The Jātaka:
or
Stories of the Buddha's Former Births
Volume II
Book 2: Dukanipāta
No. 199
Gahapati-Jātaka
Translated from the Pāli by
W.H.D Rouse, M.A., Sometime Fellow of Christ's College, Cambridge
Under the Editorship of Professor E. B. Cowell
Published 1969 For the Pāli Text Society.
First Published by The Cambridge University Press in 1895
This work is in the Public Domain. The Pali Text Society owns the copyright."
"I like not this," etc. — This story the Master told, also about a backsliding Brother, during a sojourn in Jetavana, and in the course of his address he said, "Womankind can never be kept right; somehow or other they will sin and trick their husbands." And then he told the following story.
Once upon a time, in the reign of Brahmadatta, king of Benares, the Bodhisatta was born in the realm of Kāsi as a householder's son: and coming of age he married and settled down. Now his wife was a wicked woman, and she intrigued with the village headman. The Bodhisatta got wind of it, and bethought him how he might put her to the test. [135]
At that time all the grain had been carried away during the rainy season, and there was a famine. But it was the time when the corn had just sprouted; and all the villagers came together, and besought help of their headman, saying, "Two months from now, when we have harvested the grain, we will pay you in kind"; so they got an old ox from him, and ate it.
One day, the headman watched his chance, and when the Bodhisatta was gone abroad he visited the house. Just as the two were happy together, the Bodhisatta came in by the village gate, and set his face towards home. The woman was looking towards the village gate, and saw him. "Why, who's this?" she wondered, looking at him as he stood on the threshould. "It is he!" She knew him, and she told the headman. He trembled in terror.
[95]
"Don't be afraid," said the woman, "I have a plan. You know we have had meat from you to eat: make as though you were seeking the price of the meat; I will climb up into the granary; and stand at the door of it, crying. 'No rice here!' while you must stand in the middle of the room, and call out insisting, again and again, 'I have children at home; give me the price of the meat! '
So saying, she climbed up to the granary, and sat in the door of it. The other stood in the midst of the house, and cried, "Give me the price of the meat':" while she replied, sitting at the granary door, "There is no rice in the granary; I will give it when the harvest is home: leave me now!"

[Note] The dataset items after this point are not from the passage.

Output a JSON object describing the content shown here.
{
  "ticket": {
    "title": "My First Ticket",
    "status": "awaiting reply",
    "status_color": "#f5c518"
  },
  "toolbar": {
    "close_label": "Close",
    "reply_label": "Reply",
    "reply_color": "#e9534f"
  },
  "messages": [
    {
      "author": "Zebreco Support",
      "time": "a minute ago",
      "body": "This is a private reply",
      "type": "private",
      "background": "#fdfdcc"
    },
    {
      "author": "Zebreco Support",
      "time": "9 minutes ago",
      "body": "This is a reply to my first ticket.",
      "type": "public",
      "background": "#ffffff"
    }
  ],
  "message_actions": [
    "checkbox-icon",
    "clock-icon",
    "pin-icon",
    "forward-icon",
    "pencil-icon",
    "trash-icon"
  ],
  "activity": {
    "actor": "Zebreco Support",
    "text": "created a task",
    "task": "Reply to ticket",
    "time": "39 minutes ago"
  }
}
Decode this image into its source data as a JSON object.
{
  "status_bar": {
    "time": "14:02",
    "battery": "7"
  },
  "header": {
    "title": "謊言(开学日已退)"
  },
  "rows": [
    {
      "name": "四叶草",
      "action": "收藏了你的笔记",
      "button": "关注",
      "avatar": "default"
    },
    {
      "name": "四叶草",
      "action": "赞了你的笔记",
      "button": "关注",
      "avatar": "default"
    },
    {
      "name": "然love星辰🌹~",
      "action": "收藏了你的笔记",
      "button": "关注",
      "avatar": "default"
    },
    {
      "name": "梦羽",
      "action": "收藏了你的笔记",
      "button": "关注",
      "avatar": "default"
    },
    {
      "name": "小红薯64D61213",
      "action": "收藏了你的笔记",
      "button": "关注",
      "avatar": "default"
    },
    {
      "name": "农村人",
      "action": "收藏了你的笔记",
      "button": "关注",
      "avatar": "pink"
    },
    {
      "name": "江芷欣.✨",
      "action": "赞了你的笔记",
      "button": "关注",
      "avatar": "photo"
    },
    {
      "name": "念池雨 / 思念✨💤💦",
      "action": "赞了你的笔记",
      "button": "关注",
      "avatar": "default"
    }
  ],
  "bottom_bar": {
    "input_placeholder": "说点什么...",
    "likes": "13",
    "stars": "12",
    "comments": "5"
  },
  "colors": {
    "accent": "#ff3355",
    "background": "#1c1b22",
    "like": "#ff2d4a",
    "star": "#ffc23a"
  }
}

The goodman entered the house, and saw what they were about.
"This must be that wicked woman's plan," he thought, and he called to the headman.
"Sir Headman, when we had some of your old ox to eat, we promised to give you rice for it in two months' time. Not half a month has passed; then why do you try to make us pay now? That's not the reason you are here: you must have come for something else. I don't like your ways. That wicked and sinful woman yonder knows that there is no rice in the garner, but she has climbed up, and there she sits, crying [136] 'No rice here!' and you cry 'Give!' I don't like your doings, either of you!" and to make his meaning clear, he uttered these lines:—
"I like not this, I like not that; I like not her, I say,
Who stands beside the granary, and cries 'I cannot pay!'
"Nor you, nor you, Sir! listen now: — my means and store are small;
You gave me once a skinny cow, and two months' grace withal;
Now, ere the day, you bid me pay! I like it not at all."
So saying, he seized the headman by the lock of hair on the top of his head, dragged him out into the courtyard, threw him down, and as he cried, "I'm the Headman!" mocked him thus — "Damages, please, for injury done to the chattels under another man's watch and ward!" while he thrashed him till the man was faint. Then he took him by the neck and cast him out of the house. The wicked woman he seized by the hair of her head, pulled her away from the garner, knocked her down, and threatened her — "If you ever do this kind of thing again, I'll make you remember it!"
From that day forward the headman durst not even look at that house, and the woman did not dare to transgress even in thought.
[137] When this discourse was ended, the Master declared- the Truths, at the conclusion of which the backsliding Brother reached the Fruit of the First Path: — "The goodman who punished that headman was I myself."